Pourtant, malgré le calme, malgré le chamboulement de la silencieuse confidence éblouissante, une colère sourde la transperça le temps d’un battement de cils. Comment, cruel, osait-il agiter sous son nez ce qu’elle était incapable de faire ? Lui donner une gifle aurait été moins cuisant que de la mettre face à ses plaies que contrairement à lui, elle ne savait suturer intelligemment. Alphonse sortait la tête de l’eau, aimant jour après jour avec plus d’emphase, quand chaque jour passant Axelle haïssait l’Amour avec plus de véhémence encore que la vielle, preuve en était de ces flammes rousses qui léchaient son cœur dans une torture lancinante. Etrange constat quand leur connivence enflait au rythme du temps. Si semblables et si opposés. Deux êtres marchant dans des sens opposés et qui pourtant enlaçaient leurs doigts avec toujours plus de vigueur. Foudre colérique bien chimérique qu’un hoquet d’Antoine suffit à avaler en un ressenti nébuleux jusqu’à l’oubli. Au diable l’égoïsme tout puissant quand Alphonse était enfin en paix malgré ses traits encore fatigués.

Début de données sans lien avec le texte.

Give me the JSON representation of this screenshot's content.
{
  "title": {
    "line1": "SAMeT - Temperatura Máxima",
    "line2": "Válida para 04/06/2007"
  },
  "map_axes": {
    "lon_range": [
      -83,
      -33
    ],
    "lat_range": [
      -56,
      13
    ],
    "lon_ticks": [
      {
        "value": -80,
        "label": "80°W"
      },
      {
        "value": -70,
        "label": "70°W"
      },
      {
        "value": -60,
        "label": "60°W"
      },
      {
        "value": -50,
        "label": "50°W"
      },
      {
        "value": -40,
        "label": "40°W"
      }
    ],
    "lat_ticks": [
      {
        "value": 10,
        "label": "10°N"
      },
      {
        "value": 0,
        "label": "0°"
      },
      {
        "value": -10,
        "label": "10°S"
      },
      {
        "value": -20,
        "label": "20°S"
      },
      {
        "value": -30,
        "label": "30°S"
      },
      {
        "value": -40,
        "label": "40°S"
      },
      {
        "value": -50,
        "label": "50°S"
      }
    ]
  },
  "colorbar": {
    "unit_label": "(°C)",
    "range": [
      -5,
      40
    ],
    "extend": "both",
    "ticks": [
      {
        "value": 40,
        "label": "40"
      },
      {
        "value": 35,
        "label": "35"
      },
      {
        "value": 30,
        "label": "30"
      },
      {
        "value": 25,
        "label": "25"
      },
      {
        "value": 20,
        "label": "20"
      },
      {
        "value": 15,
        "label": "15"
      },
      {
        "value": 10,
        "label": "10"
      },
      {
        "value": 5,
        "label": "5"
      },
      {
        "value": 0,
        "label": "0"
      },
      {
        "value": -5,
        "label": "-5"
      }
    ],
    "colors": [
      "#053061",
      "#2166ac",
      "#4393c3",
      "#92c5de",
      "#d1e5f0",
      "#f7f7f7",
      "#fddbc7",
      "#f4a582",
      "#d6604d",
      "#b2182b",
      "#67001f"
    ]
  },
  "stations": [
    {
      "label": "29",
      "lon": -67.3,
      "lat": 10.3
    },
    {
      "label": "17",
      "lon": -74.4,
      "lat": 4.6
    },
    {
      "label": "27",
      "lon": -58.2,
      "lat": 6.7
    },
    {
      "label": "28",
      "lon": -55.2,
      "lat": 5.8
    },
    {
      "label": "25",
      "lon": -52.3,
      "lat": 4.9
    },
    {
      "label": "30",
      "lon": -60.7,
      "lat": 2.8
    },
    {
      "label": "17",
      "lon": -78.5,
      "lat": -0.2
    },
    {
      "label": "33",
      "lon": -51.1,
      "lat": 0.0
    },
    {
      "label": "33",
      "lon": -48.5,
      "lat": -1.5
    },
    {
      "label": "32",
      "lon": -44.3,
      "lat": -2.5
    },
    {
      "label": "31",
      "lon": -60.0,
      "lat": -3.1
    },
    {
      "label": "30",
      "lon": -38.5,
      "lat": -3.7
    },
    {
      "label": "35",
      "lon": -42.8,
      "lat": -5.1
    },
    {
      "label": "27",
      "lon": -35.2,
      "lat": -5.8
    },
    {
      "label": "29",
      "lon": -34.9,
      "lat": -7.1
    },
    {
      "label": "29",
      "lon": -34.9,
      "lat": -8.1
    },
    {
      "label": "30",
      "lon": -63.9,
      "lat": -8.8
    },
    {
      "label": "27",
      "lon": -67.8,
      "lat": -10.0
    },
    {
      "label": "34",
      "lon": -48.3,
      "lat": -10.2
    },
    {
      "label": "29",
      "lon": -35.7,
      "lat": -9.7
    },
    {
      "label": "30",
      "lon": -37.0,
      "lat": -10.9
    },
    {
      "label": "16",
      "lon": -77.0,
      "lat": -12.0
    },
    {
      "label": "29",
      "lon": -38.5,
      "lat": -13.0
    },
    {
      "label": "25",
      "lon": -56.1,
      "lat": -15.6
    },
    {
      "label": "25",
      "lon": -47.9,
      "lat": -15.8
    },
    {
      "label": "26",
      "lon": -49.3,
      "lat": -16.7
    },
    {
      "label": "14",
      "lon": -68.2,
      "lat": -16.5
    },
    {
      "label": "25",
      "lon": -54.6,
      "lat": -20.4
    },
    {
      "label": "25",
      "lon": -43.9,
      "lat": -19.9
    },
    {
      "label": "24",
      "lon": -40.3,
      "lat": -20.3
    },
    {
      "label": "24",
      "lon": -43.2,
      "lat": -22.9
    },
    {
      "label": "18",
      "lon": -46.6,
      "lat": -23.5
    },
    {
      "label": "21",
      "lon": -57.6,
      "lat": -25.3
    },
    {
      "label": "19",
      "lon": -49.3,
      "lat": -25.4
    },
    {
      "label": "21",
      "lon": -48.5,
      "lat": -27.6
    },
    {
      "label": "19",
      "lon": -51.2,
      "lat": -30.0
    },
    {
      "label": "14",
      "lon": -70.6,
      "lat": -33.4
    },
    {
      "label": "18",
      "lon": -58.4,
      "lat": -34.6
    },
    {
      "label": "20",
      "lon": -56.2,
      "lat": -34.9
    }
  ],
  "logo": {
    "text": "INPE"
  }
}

« Excuse-moi de t’avoir fait attendre. »


Ce fut un sourire posé qui l’accueillit alors que la dextre saisie se voyait déjà enchevêtrée de doigts bruns et avides de l’enchainer. Petit geste anodin qui entre eux n’avait rien d’insignifiant. Symbole s’il en était du point d’encrage de la Gitane, lui indiquant le nord même si le sud, l’est et l’ouest se paumaient lamentablement. Aux excuses, elle secoua négligemment la tête même si l’ombre menaçait. Qu’importaient quelques minutes d’aveuglement quand il sortait d’un an de lutte douloureuse. Alors, un brin menteuse, elle lança faussement débonnaire, Prenons une voiture, sinon c’est à ton fils qu’tu devras présenter des excuses quand y ferra savoir être affamé ! Et se haussant sur la pointe des pieds, musela toute réponse possible d’un baiser mutin.